For those who are eager to employ a YouTube clip, there is an endless array of choices, including dozens of renditions of "Let us Go," a parody of the popular anthem from Disney’s "Frozen" and a take on the story of the Four Sons in the Haggadah. There are quirky marketing campaigns – the Ultimate Digital Haggadah promises to take users "from abject servitude to app-solute freedom." For the historically inclined, the Haggadah App features illuminated manuscripts and expansive commentaries on the traditional text, along with a Seder-themed iPad coloring book for children.

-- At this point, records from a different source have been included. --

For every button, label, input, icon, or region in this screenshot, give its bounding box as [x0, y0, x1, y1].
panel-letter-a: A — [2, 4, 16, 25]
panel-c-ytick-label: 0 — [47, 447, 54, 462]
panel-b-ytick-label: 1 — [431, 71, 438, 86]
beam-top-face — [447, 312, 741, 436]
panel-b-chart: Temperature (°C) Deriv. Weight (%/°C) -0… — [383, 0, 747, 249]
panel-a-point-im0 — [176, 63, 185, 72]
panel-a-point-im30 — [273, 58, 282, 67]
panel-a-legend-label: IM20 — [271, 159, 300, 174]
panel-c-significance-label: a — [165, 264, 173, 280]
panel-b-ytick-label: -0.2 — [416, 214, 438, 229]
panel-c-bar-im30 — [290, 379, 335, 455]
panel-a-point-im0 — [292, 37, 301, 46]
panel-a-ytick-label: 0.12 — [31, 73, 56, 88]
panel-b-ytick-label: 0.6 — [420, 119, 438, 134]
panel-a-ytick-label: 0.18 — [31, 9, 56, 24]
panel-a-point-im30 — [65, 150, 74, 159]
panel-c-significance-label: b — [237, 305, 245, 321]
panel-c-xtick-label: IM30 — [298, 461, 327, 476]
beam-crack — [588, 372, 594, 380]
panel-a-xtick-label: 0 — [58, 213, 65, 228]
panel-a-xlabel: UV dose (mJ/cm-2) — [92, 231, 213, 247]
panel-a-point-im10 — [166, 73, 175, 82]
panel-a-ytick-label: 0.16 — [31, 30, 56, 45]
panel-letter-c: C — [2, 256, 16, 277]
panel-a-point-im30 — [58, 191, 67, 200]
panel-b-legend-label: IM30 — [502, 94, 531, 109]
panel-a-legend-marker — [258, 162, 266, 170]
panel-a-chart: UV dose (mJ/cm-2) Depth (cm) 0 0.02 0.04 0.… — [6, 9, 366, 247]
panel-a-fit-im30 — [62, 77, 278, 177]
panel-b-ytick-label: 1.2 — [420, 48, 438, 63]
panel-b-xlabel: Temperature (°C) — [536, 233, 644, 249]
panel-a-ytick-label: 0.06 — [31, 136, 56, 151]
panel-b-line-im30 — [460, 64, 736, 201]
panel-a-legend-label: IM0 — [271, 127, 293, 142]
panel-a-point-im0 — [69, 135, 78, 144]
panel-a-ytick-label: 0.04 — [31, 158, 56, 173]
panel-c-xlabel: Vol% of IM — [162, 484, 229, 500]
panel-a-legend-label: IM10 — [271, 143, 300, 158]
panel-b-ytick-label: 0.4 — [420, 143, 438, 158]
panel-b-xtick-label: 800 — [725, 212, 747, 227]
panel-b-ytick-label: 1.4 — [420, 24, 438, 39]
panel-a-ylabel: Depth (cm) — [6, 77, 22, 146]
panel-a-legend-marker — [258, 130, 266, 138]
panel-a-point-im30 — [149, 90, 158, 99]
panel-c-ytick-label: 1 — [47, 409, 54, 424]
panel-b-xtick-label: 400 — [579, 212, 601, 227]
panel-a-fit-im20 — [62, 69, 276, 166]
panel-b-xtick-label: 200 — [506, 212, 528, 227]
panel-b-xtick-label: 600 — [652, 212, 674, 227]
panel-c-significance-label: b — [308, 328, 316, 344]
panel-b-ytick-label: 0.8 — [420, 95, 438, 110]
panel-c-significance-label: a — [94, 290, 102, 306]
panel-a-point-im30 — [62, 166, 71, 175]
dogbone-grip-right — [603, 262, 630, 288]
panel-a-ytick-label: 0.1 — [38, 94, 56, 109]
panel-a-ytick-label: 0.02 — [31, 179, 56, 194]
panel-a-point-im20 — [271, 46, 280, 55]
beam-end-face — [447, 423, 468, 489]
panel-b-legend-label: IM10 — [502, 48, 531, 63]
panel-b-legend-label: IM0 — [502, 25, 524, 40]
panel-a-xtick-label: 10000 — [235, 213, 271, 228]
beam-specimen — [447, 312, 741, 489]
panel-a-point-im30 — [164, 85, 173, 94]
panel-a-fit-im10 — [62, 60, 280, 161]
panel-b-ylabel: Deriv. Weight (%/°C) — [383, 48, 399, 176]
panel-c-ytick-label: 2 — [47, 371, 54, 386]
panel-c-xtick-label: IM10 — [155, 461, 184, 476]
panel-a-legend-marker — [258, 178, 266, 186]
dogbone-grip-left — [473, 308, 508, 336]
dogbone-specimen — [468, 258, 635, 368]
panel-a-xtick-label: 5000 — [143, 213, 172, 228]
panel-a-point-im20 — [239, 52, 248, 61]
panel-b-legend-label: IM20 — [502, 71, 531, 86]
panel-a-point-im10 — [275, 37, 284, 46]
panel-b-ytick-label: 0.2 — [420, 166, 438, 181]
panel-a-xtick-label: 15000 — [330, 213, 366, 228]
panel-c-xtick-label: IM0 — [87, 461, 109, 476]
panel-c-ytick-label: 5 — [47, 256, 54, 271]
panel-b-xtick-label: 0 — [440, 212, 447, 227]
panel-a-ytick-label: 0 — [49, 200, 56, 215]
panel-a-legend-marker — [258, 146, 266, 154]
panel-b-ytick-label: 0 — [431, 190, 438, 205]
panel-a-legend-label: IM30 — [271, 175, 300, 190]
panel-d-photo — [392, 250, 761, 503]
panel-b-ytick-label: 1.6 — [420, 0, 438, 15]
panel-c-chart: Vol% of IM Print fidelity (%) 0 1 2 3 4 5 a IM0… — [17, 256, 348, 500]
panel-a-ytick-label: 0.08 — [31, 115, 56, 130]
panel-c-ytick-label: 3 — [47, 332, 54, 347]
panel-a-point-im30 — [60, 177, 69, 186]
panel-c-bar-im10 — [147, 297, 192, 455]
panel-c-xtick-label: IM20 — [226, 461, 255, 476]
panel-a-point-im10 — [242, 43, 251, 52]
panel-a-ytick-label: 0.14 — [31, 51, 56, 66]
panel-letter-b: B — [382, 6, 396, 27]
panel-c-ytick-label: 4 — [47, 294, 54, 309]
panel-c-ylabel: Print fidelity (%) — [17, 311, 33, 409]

The Bronfman Haggadah includes interviews with Edgar M. Bronfman, the entrepreneur and philanthropist who died last year, and animated versions of the paintings by his wife, Jan Aronson.

(Aronson, who calls herself a Jewish atheist, has no religious objection to an electronic device at the Seder, but don’t let her catch anyone at the table checking Facebook. "What I could not bear is someone offering anything less than total focus on the task at hand – that’s just rude," she said.)

"There’s just an explosion of this stuff," said Sarah Lefton, the founding director of G-dcast, which creates Jewish content for children. Since it created a cartoon on the Four Sons at the request of a financial backer three years ago, the Passover videos and apps have become one of the most popular features on the site. "The demographic coming to us are overwhelmingly 40-something women, which equals parents – they want the Passover story in a way they can make it enjoyable for their kids," Lefton said. "Anything that is not a boring printed Haggadah is a delightful proposition."

All this is a delight to Rabbi Elie Spitz, who leads Congregation B’nai Israel in Tustin, Calif., and is working on a paper for the Conservative movement’s Rabbinical Assembly law committee arguing that e-readers should be permitted on the Sabbath. Though he will lead out of a traditional paperbound Haggadah this year, he said he could imagine that tablets would be commonplace at the Seder within the next decade.

"We already see people using iPads for wedding ceremonies and prayer books; this is inevitable," Spitz said. "The codes of Jewish law take up an entire wall of bookshelves, but I can have the entire thing in the palm of my hand on my phone. This is a real revolution of access."

Last week Seth Kroll, a 30-year-old filmmaker, sent a reminder to the dozen or so friends coming to his Seder in Newton, Mass., reminding them to download the Haggadah from JewishBoston.com that he planned to use.

"This is all something that we’re all familiar with, so it makes the Seder more comfortable, like a normal thing we’d do," Kroll said. Far from being bothered, he said he would take it as a sign of respect if someone posted an insight from his table on social media. "If we go to an event, or are listening to someone say something interesting or funny, we’re going to want to share it. People put religion in a separate category of life experience, but there’s no reason it has to be."

All the more sharing, he said, is likely to come after the fourth glass of wine.